The collapse of the Outernet at the end of the film stands in stark contrast with its wonderment earlier in the film, not just for the way each individual lines and ovals collapse or disappear. The words of the adult Emily is quite haunting as well in the way that it speaks to each of us living in the current world: "Do not lose time on daily trivialities. Do not dwell on petty detail, for all of these things melt away, and drift apart within the obscure traffic of time. Live well, and live broadly. You are alive and living now. Now is the envy of all of the dead."

This shot is just a sucker punch. Earlier in the film Emily warns Emily Prime of the possibility of being sent thousands of years into the past to a desolate, snowy wasteland. And of course that's where young Emily Prime ends up on her return journey. As she stands wandering around the wilderness and the somber strings from Richard Strauss's "Der Rosenkavalier Waltz Suite" appears, we are faced with the tragic conclusion that the joyful and optimistic Emily Prime may never get home. It's a horrific gut punch like nothing Don Hertzfeldt fans have seen before...

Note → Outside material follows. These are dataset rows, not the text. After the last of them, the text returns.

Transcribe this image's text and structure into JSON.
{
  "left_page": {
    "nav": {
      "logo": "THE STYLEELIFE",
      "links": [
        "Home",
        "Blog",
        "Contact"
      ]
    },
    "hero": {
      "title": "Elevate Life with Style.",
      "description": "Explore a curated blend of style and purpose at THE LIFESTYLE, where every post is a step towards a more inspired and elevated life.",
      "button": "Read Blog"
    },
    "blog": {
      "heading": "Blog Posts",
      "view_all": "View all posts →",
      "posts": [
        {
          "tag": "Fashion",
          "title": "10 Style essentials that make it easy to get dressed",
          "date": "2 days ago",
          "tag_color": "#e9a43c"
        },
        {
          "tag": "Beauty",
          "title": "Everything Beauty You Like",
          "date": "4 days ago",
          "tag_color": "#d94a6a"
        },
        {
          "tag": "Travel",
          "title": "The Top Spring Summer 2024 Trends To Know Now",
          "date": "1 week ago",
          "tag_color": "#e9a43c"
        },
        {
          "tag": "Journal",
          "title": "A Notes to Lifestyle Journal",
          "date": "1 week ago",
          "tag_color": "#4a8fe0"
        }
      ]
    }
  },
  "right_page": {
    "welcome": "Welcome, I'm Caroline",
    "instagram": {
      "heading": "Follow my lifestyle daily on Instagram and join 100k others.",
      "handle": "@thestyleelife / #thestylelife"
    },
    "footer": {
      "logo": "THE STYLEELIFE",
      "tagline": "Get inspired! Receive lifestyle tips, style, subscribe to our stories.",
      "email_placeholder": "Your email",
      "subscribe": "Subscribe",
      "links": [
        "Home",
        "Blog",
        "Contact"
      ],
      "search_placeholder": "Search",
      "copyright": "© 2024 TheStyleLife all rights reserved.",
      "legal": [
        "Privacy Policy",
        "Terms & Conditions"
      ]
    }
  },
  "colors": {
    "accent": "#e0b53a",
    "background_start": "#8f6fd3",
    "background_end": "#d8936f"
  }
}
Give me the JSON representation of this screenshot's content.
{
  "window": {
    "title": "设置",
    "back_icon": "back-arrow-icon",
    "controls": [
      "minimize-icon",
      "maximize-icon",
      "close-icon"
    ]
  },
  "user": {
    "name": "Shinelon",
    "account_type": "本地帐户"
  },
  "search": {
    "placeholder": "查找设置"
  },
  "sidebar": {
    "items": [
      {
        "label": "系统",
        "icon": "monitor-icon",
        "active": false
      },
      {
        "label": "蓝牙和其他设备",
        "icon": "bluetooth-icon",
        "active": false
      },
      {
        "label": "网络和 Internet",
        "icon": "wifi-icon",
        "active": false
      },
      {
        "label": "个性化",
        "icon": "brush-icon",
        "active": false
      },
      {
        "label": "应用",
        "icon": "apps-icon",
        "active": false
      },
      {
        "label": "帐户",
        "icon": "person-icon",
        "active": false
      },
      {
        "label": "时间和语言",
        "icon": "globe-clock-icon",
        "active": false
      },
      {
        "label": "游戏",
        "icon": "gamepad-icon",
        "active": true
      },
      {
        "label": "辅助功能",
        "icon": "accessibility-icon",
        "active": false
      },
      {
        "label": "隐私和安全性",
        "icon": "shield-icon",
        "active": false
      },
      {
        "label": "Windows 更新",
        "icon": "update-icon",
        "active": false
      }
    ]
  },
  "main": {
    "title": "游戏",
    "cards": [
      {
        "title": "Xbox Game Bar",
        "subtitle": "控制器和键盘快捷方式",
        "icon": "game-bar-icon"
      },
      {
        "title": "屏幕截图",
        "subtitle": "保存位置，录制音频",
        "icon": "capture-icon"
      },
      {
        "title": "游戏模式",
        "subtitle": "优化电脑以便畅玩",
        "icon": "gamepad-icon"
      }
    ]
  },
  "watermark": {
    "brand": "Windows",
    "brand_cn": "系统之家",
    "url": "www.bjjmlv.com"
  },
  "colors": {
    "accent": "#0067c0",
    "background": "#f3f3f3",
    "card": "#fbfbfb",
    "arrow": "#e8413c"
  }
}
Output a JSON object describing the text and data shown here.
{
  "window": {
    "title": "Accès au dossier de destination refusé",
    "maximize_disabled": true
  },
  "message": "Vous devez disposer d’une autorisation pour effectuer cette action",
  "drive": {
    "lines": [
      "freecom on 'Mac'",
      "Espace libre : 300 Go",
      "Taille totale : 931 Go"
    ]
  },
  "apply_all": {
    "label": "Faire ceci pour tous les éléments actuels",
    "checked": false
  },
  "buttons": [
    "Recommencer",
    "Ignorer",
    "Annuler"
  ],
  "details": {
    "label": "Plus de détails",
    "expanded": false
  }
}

And after all that here is my pick for the best shot from World of Tomorrow

There's not much to see in this shot. The adult Emily is standing against a white background doing a lot of blinking. Yet the shot speaks volumes when fit in the context of the entire film. The adult Emily was reminiscing about her beloved late husband, showing her past self a memory collected after his death. With the music from Reinhold Gliere's "Romance" swelling up, Emily Prime challenges her with a question: "You missed him." This leads to this particular shot, where adult Emily loses all train of thought and can do nothing but blink uncomfortably for two seconds before finally admitting "I do not have the mental or emotional capacity to deal with his loss."

This shot is the prime example of a theme that is present throughout the film, that while adult Emily and indeed everybody in this world of tomorrow have the advanced technology and analytical look at the world around them, they are missing the very elements that make us human: the ability to feel, the ability to connect with others, and the ability to love. This is captured perfectly in this two seconds shot. And that's why I feel this is the best shot in World of Tomorrow.

Hope to see what others pick when the post goes up on Tuesday.

1 comment:

  1. Love this shot ESPECIALLY for how the soundtrack is used with it. Perfection. And, of course, my choice for Best Shot comes right after. Very cool that you participated this week!